ルイス・ウェインという画家についてはこの映画で知ったのみ。猫ばかり書いていたらしい。

19世紀後半の英国。既に絵を描いていた紳士階級(ジェントリー)のウェイン(ベネディクト・カンバーバッチ)は、4人の妹を養育する為に頑張らねばならない。病気の母の代りに家をきりもりしている長妹キャロライン(アンドレア・ライズボロー)が妹たちのために家庭教師エミリー(クレア・フォイ)を雇う一方、兄に結婚しろとはっぱをかけている。
 彼は年上で下層階級のエミリーと気持ちが通じ合って周囲の反対を押し切り結婚する。が、彼女は乳癌で3年余りに死んでしまう。しかし、この期間に二人は拾った子猫をピーターと名付けて可愛がり、エミリーの慰みとする。彼女の死後発表した猫の絵やイラストが評判を呼んでスターのように人気者になるが、著作権に対する意識がなかった為に家計はどんどん傾き、妹の一人マリーが精神病を発症する。
 どうもこの病気は遺伝的なもので、画家自身も、電気絡みで訳の分からないことを発言し、遂には妹たちによって精神病院へ送られてしまう。

というお話で、邦題はミスリード気味で、妻を愛しネコを愛したのは間違いないにしても、そういうヒューマンな内容にはなっていない。妻への愛が猫に傾倒させ、それが合わさって絵のモチーフになっていったという感じなのである。
 若い頃から奇人で、中年以降言論が益々奇怪になっていくのを我々観客はただ見守るしかなく、作品に対してどう挨拶して良いか困るような印象を覚える。

画面は4:3に近く、時々画面が絵画調になったりフィルターがかけられ、絵画ムードは醸成されるが狙いが不鮮明で、僕は余り感心できなかった。

序盤と終盤にインド/パキスタン系の男優、渡米時にアフリカ系の女優が出て来て主人公と同席するが、これも例によって “就職機会の均等” の為の、見た目と実際が違う紛らわしい配役なのであろうか? 近年英国の時代劇にはこの手が多く困る。
 お話の理解には大した支障もないが、紳士階級と家庭教師(下層階級)の交際が問題になる描写がある一方、人種差別が今どころではなかった当時の英国や米国の社会でああいうことがありえたのか(アメリカにも自由黒人はいたし、絶対ないとは言い切れない)という疑問が湧く。十中八九、彼らは有色人種が演じる白人なのであろう。時代劇を見る度にこんなことを考えることになるとは!

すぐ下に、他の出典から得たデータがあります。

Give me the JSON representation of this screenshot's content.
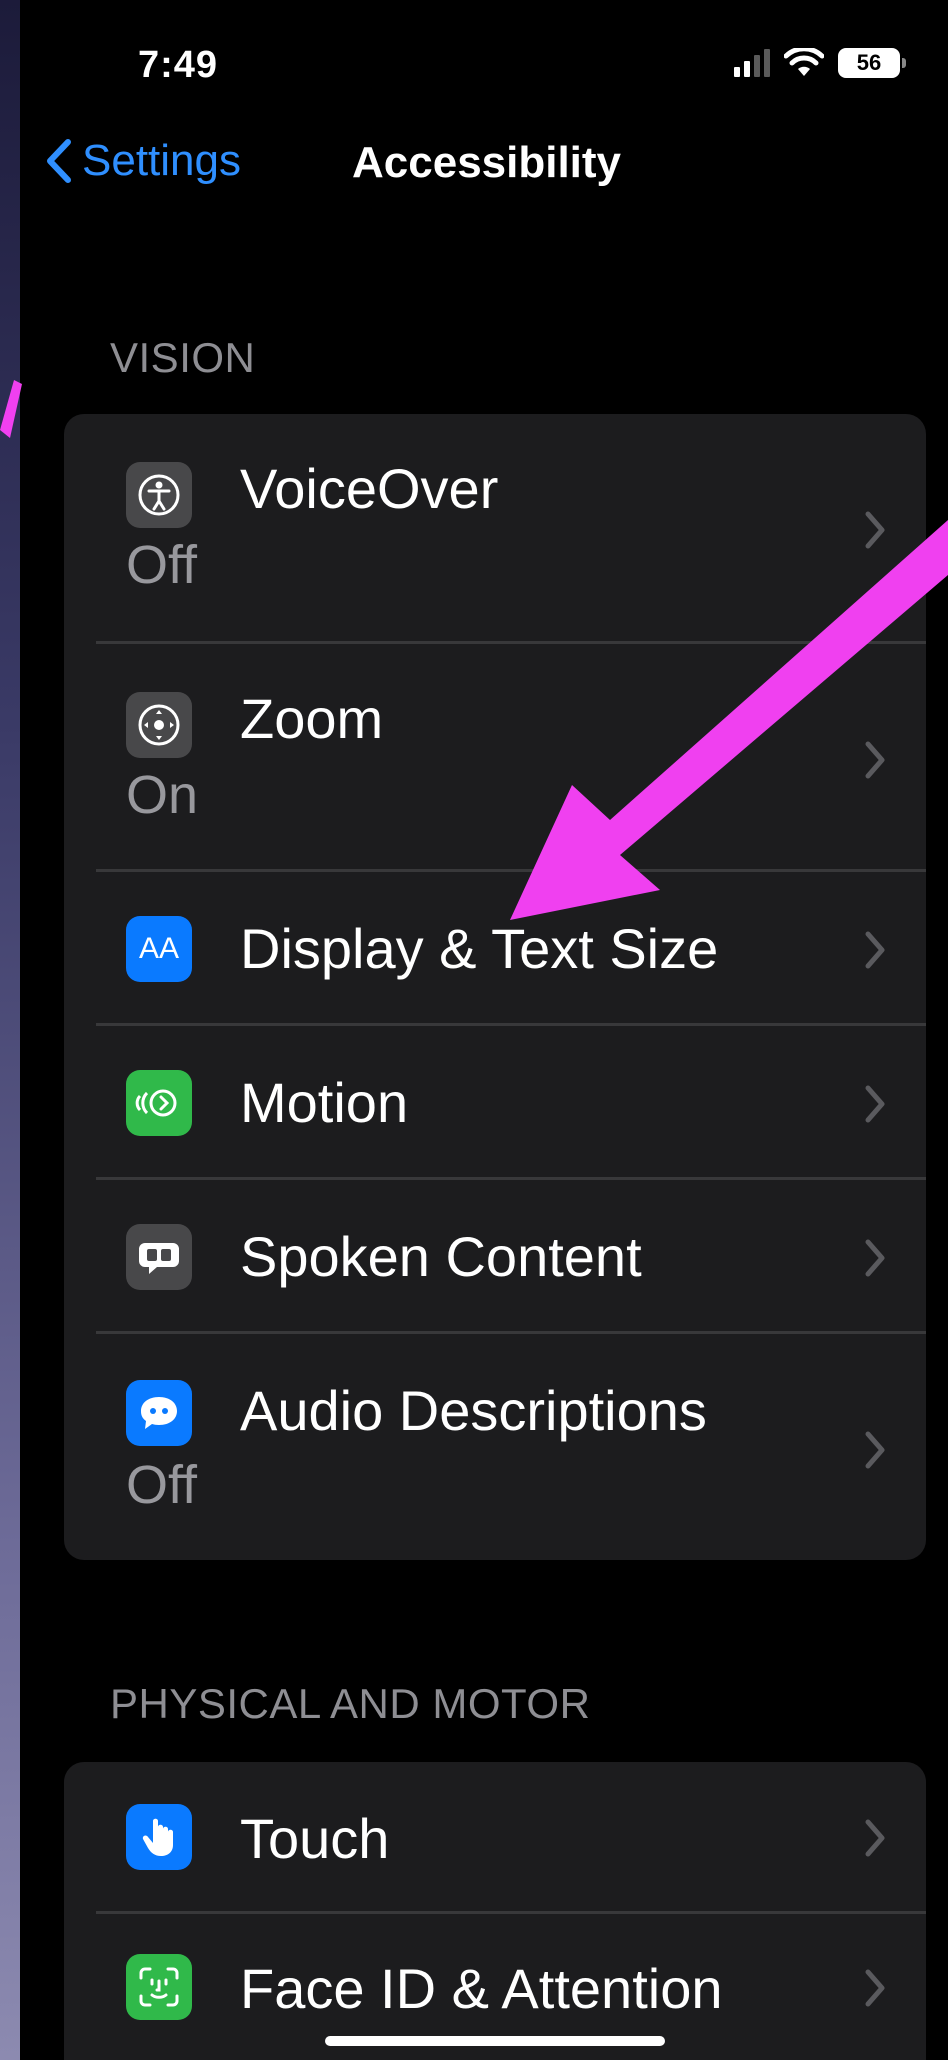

この手のことをするのは、人権への意識が映画愛より高いということで、どちらかと言えば世界の映画の中でも一番愛する英国映画の関係者がこういうことをやるのは残念でならない。就職機会の均等はどんどん進めるべきだが、スタッフと画面に現れる俳優を同じように扱うのは間違いだ。時代劇でこれをやると、演劇と違い、事情を知らない人が見る可能性が高い映画(愚かなる我が甥によると、映画は9割の大衆の為に作られるのだそうだ。これも大変な誤解だが)では、歴史改竄になりうる。